As currently proposed, a 50-50 formula would create a $965 million deficit next year.
That’s with North Slope oil prices at $63 per barrel. If prices average $80 per barrel for the next 18 months, that gap would shrink to about $450 million. Over the past month, prices have exceeded $80 per barrel, but it isn’t clear whether they will remain at that level.
Because of that gap, a second camp in the Senate supports new taxes or other revenue to pay for the 50-50 proposal. Preliminary estimates indicate a 2% state sales tax, similar to one used by South Dakota, would generate about $600 million in new revenue.
State officials have previously said that it will take a year to set up a statewide tax, meaning significant new revenue may be impossible before the fiscal year 2024 budget, which lawmakers will take up in January 2023.
A third camp argues that if the 50-50 formula creates a gap, it’s better to create a formula with a lower payout, eliminating the gap and the need for new taxes. That’s in line with what the Legislature has done as a matter of policy since 2016.
The fourth camp believes new revenue is needed but a formula may be larger or smaller than 50-50.
In the Senate, advancing a constitutional amendment requires 14 votes and advancing legislation requires 11. With four different camps, no particular idea has enough votes to advance, and within each camp, there are differences about technical issues.
With the Senate fractured, Stutes said there was no reason to call House lawmakers together.
“Why would we spend the money calling 40 legislators back to Juneau when we know it’s all for naught if the Senate’s not meeting?” she said.
Other legislators said the House is divided along similar lines as the Senate and did not expect to meet during the special session.
So far, members of the House’s coalition majority have rejected the idea of a 50-50 dividend without additional revenue, saying they support “the largest dividend that we can afford,” a policy Stutes reaffirmed Thursday.
The governor has proposed temporarily overspending from the Permanent Fund to close the deficit created by a 50-50 formula.
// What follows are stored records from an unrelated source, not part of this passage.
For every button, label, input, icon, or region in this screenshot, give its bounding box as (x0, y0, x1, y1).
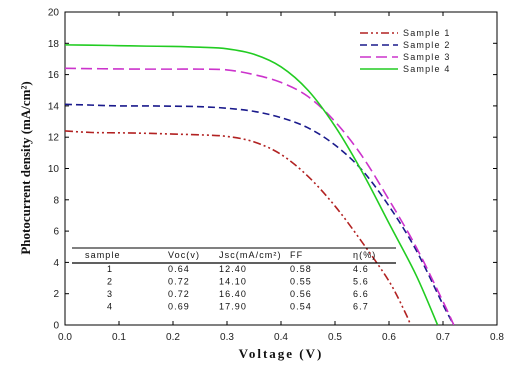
x-tick-label: 0.4 (274, 332, 288, 343)
y-tick-label: 16 (48, 70, 60, 81)
y-tick-label: 18 (48, 39, 60, 50)
x-tick-label: 0.0 (58, 332, 72, 343)
series-line-sample-3 (65, 67, 455, 325)
table-cell: 4.6 (353, 264, 369, 274)
x-tick-label: 0.7 (436, 332, 450, 343)
table-cell: 0.72 (168, 277, 190, 287)
table-cell: 0.64 (168, 264, 190, 274)
y-tick-label: 10 (48, 164, 60, 175)
table-cell: 0.56 (290, 289, 312, 299)
legend-label: Sample 2 (403, 40, 451, 50)
table-cell: 0.58 (290, 264, 312, 274)
legend-label: Sample 3 (403, 52, 451, 62)
axis-tick-labels: 0.0 0.1 0.2 0.3 0.4 0.5 0.6 0.7 0.80246810121416… (48, 8, 505, 344)
y-tick-label: 6 (53, 227, 59, 238)
series-line-sample-2 (65, 103, 455, 325)
y-tick-label: 8 (53, 195, 59, 206)
y-axis-title: Photocurrent density (mA/cm²) (18, 81, 33, 254)
table-header-cell: FF (290, 250, 303, 260)
table-cell: 1 (107, 264, 113, 274)
legend-label: Sample 4 (403, 64, 451, 74)
y-tick-label: 0 (53, 321, 59, 332)
x-tick-label: 0.3 (220, 332, 234, 343)
legend: Sample 1 Sample 2 Sample 3 Sample 4 (360, 28, 451, 74)
table-cell: 2 (107, 277, 113, 287)
series-line-sample-1 (65, 130, 412, 325)
table-cell: 0.54 (290, 302, 312, 312)
table-cell: 6.7 (353, 302, 369, 312)
x-axis-title: Voltage (V) (239, 346, 324, 361)
y-tick-label: 12 (48, 133, 60, 144)
table-cell: 0.72 (168, 289, 190, 299)
table-header-cell: sample (85, 250, 121, 260)
x-tick-label: 0.6 (382, 332, 396, 343)
legend-label: Sample 1 (403, 28, 451, 38)
table-cell: 4 (107, 302, 113, 312)
table-cell: 0.69 (168, 302, 190, 312)
table-cell: 17.90 (219, 302, 247, 312)
table-cell: 12.40 (219, 264, 247, 274)
x-tick-label: 0.1 (112, 332, 126, 343)
y-tick-label: 4 (53, 258, 59, 269)
x-tick-label: 0.5 (328, 332, 342, 343)
table-cell: 5.6 (353, 277, 369, 287)
x-tick-label: 0.8 (490, 332, 504, 343)
y-tick-label: 2 (53, 289, 59, 300)
table-header-cell: η(%) (353, 250, 376, 260)
series-group (65, 44, 455, 325)
y-tick-label: 14 (48, 101, 60, 112)
table-cell: 3 (107, 289, 113, 299)
table-cell: 0.55 (290, 277, 312, 287)
series-line-sample-4 (65, 44, 439, 325)
table-header-cell: Jsc(mA/cm²) (219, 250, 282, 260)
table-cell: 16.40 (219, 289, 247, 299)
axis-ticks (64, 11, 498, 326)
results-table: sample Voc(v) Jsc(mA/cm²) FF η(%) 1 0.64 12.40 0… (72, 247, 396, 312)
y-tick-label: 20 (48, 8, 60, 19)
x-tick-label: 0.2 (166, 332, 180, 343)
table-cell: 14.10 (219, 277, 247, 287)
table-header-cell: Voc(v) (168, 250, 200, 260)
table-cell: 6.6 (353, 289, 369, 299)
In the long term, as-yet-unproposed budget cuts and the expected gradual growth of the Permanent Fund would close the gap, according to projections by the Office of Management and Budget, part of the executive branch.
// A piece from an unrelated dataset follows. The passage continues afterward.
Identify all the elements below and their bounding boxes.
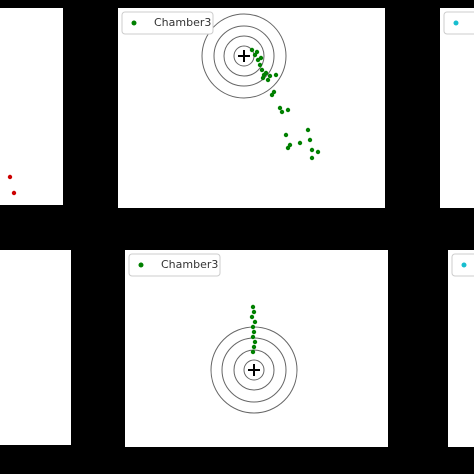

Those projections haven’t convinced a majority of the Legislature. A dividend payout equivalent to the 50-50 formula has been repeatedly voted down.
Many legislators recall the way the state has gradually spent its available savings accounts, in part to pay for services and in part to pay for dividends. Those accounts are now exhausted, and reluctant legislators worry that the Permanent Fund will be next.
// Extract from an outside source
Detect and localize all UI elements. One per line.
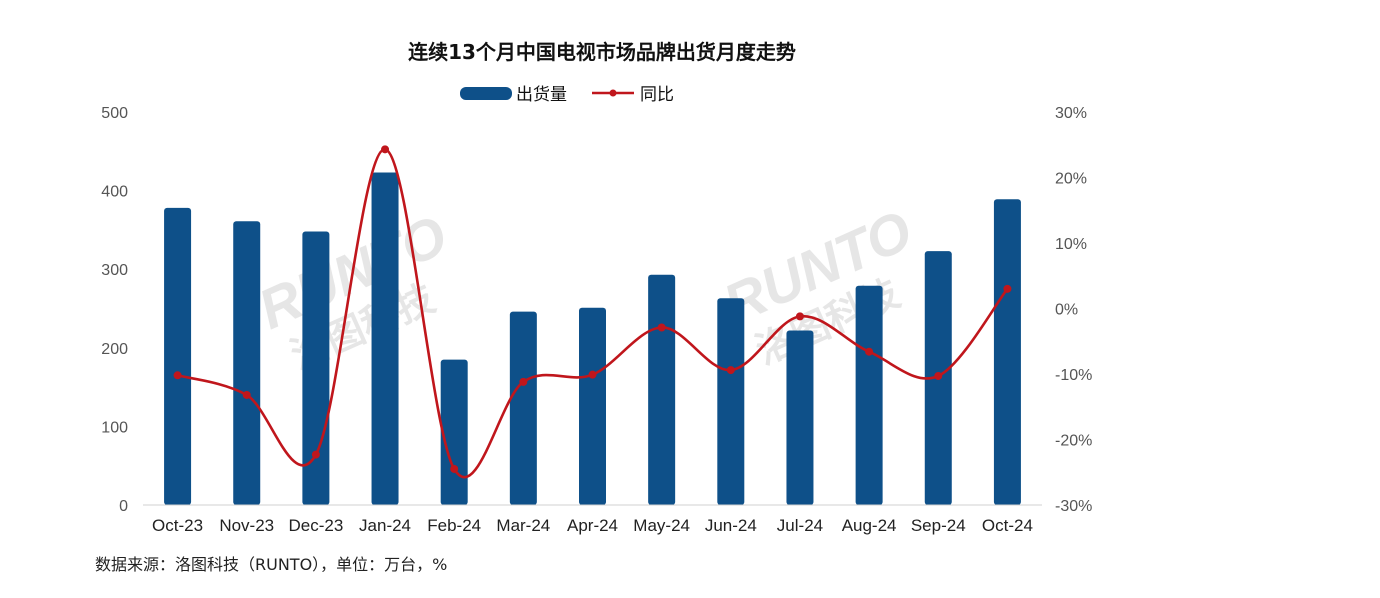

That concern has been intensified by the fact that Permanent Fund earnings are now the largest source of revenue for state services. Overspending now means less money for future dividends and services because there will be less invested in the fund.
Dunleavy acknowledged those concerns on Thursday but said Alaskans are suffering financially from the COVID-19 pandemic. Given record returns by the Permanent Fund and higher oil prices, it makes sense to send money to individual Alaskans, he said.
“We’re going to keep working hard on this,” Dunleavy said, “but in the end, this Legislature will have absolutely nothing to show for the special sessions.”